When talking to groups about startup communities, Feld always asks how many people in the room are entrepreneurs. “If less than half the audience consists of entrepreneurs, there’s a fundamental problem.”

Feeders are everyone else in the startup community, including government, universities, investors, service providers and large companies.

Feld says universities have five resources that are relevant to entrepreneurship: students, professors, research labs, entrepreneurship programs and technology transfer answers. “The first two resources, which are people, are much more important than the last three,” says Feld. “Every year, a new crop of eager freshmen arrive on campus. Regardless of what they end up doing, they all bring new ideas and fresh perspectives to the community.”

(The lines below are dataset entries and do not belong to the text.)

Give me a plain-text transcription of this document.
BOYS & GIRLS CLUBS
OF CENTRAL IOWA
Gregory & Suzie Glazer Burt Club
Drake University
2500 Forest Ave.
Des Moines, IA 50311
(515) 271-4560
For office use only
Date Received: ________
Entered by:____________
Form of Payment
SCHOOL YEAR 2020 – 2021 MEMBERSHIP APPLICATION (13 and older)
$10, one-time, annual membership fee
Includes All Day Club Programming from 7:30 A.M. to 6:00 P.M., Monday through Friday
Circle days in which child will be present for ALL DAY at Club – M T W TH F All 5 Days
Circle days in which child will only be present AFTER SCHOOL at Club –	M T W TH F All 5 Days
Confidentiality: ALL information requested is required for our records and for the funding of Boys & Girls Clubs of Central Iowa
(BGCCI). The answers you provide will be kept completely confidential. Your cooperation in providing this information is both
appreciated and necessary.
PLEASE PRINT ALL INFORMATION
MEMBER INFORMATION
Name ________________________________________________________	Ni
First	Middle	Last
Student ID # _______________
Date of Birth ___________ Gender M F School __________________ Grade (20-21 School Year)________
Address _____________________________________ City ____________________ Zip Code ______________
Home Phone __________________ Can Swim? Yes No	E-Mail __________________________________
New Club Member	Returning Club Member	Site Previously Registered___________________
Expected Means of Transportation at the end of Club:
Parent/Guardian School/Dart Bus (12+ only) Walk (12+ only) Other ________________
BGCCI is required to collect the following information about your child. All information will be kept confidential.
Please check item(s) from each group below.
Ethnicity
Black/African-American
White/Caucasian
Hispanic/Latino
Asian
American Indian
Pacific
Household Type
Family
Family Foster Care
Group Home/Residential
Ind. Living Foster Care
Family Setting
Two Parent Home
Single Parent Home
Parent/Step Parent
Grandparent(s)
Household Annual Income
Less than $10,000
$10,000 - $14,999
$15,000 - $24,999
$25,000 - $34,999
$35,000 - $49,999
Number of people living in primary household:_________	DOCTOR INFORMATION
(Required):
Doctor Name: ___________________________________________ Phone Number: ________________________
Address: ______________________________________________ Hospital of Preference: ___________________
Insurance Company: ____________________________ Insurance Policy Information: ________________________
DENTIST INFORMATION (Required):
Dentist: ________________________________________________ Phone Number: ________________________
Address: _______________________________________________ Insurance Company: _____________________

The core entrepreneurship activity at the University of Colorado Boulder happens in the law school. Along with hosting conferences and groups, the school offers an entrepreneurship law clinic.

The two most important contributions that large companies can make are providing convening space and resources for local startups and encouraging startups to build companies that enhance the large company’s ecosystem.

Feld also says successful startup communities need regular activities like hackathons and startup weekends that bring and bond leaders and feeders together in working on real entrepreneurial activity.

“My favourite thing about startups is that they don’t require anyone’s permission,” says Feld, who in his book shows how a city with about a fifth of Hamilton’s population became a startup powerhouse. “Great entrepreneurs just start doing things. These are same entrepreneurs who can be the leaders of their startup community. They just do things.”

This is a must read and a powerful call to action for Greater Hamilton entrepreneurs.